Béa Fertility has a plan to launch the first at-home fertility clinic, making insemination treatment affordable, accessible and bring up the potential success rates.
Fertility clinics and treatments are infamously tough to access. While one in seven couples in the UK faces infertility challenges, it is estimated that less than five per cent of these people can get access to treatment. Because of cuts to funding and stringent rules on who can be treated, just 35 per cent of IVF is funded by the NHS, and increasingly the field is dominated by private fertility clinics, which has made it difficult for many people to afford treatment. For gay or lesbian couples, who have the added cost of acquiring donor eggs and/or sperm for artificial insemination, the problem is even worse. Insemination at home seems to be the obvious answer, but with few resources available to support and guide people trying to do this, it can easily become overwhelming for those who want the treatments offered by fertility clinics, at home.
One British startup wants to change that and create a new option, which combines the home and the fertility clinic. Béa Fertility – which was co-founded by Tess Cosad, George Thomas and David O’Rourke – are launching the first at-home fertility treatment after netting $1m (£700,000) in pre-seed funding in April. Their aim is to make fertility treatments affordable and accessible to those locked out of the system. Béa Fertility’s kits, will be delivered straight to your door, for you to perform home insemination easily and effectively. These affordable kits will be a comprehensive treatment and include pregnancy tests, fertility tests and sperm donation pots, alongside their main product: an intracervical insemination (ICI) device. This is an applicator used to place a silicone cap (provided) filled with sperm onto the cervix, where it stays for four to six hours.

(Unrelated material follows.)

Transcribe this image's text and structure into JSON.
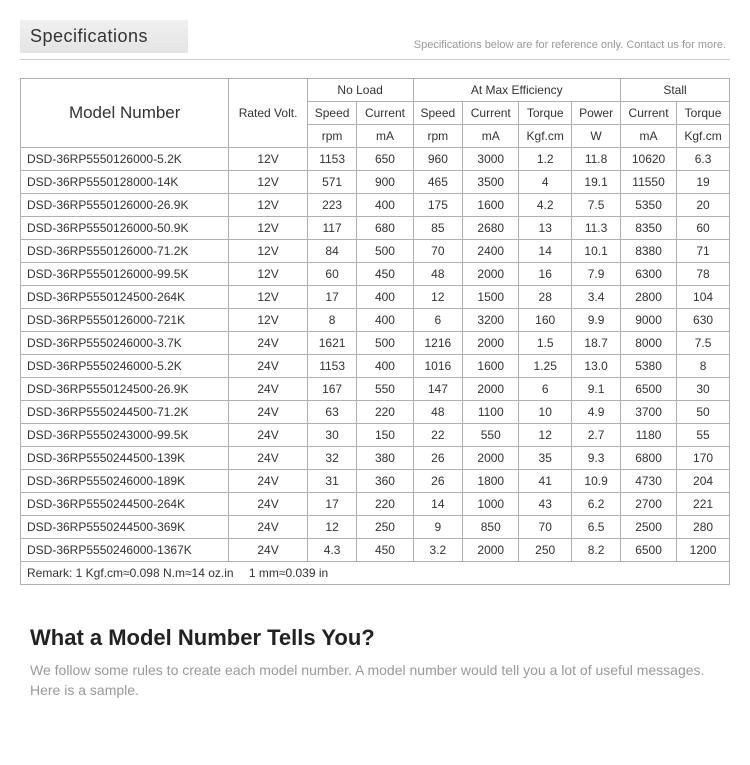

“I’m a clinical embryologist, so I worked on Harley Street for a long time,” explains David. “And a tiny amount of people got the opportunity to sit in front of me. That was something I could only do for so long before I didn’t feel comfortable with it anymore.” Tackling that issue led him to work on an home insemination device to “crack open” access. It was after three years of stringent research and over ninety prototypes that David connected with Tess, a marketing specialist with experience working with several technology companies. “I knew I was looking for something else,” Tess says. “And working on something that drives [fertility] access fits right in my wheelhouse.”
Béa Fertility’s technology, intracervical insemination (ICI), is a long-established conception strategy, but has been increasingly replaced by in-clinic options such as In Vitro Fertilisation (IVF) and Intrauterine Insemination (IUI). “A lot of papers were produced around ICI and IUI documenting very similar efficacy rates,” explains David. Béa expects the at home insemination kit to deliver the same kind of success rate as IUI – ten to twenty per cent on the first cycle – at a fifth of the cost of a single IUI treatment, which is typically around £1,500, making them a far more affordable fertility treatment option.
Fertility treatments are most effective after multiple rounds, but the high cost of IVF and IUI often makes that impossible for many. The lower cost of the Béa kit will make it a affordable fertility treatment for monthly use, thus bringing up the potential success rates – predictions are as high as 60 per cent after several months. By giving people the ability to perform insemination at home, effectively Béa hopes to give their customers more control over their treatment process than they would experience in a fertility clinic.
“If you look at a lot of the innovation in the fertility sector today, it’s very easy to innovate digitally,” explains Tess, citing the abundance of cycle-tracking apps, hormone testing and more that dominates the booming fertility-tech scene. “We’re going right to the centre of the problem.”
That hardware focus comes with challenges, such as stringent regulation for medical devices such as Béa’s, but Tess and David expect to get UK and EU medical clearance by the end of this year, allowing them to fully launch in 2022. As infertility rates have skyrocketed in recent decades, the Béa team is sure the issue isn’t going away. “The problem is only going in one direction,” Tess says. “We need more treatment options.”
Disclaimer: Gender is experienced differently by all, particularly when it comes to our fertility. Our articles are written by a variety of authors, all of whom bring their experiences into their writing. Some articles will reflect these experiences more than others, and our goal is always to create content that represents all families.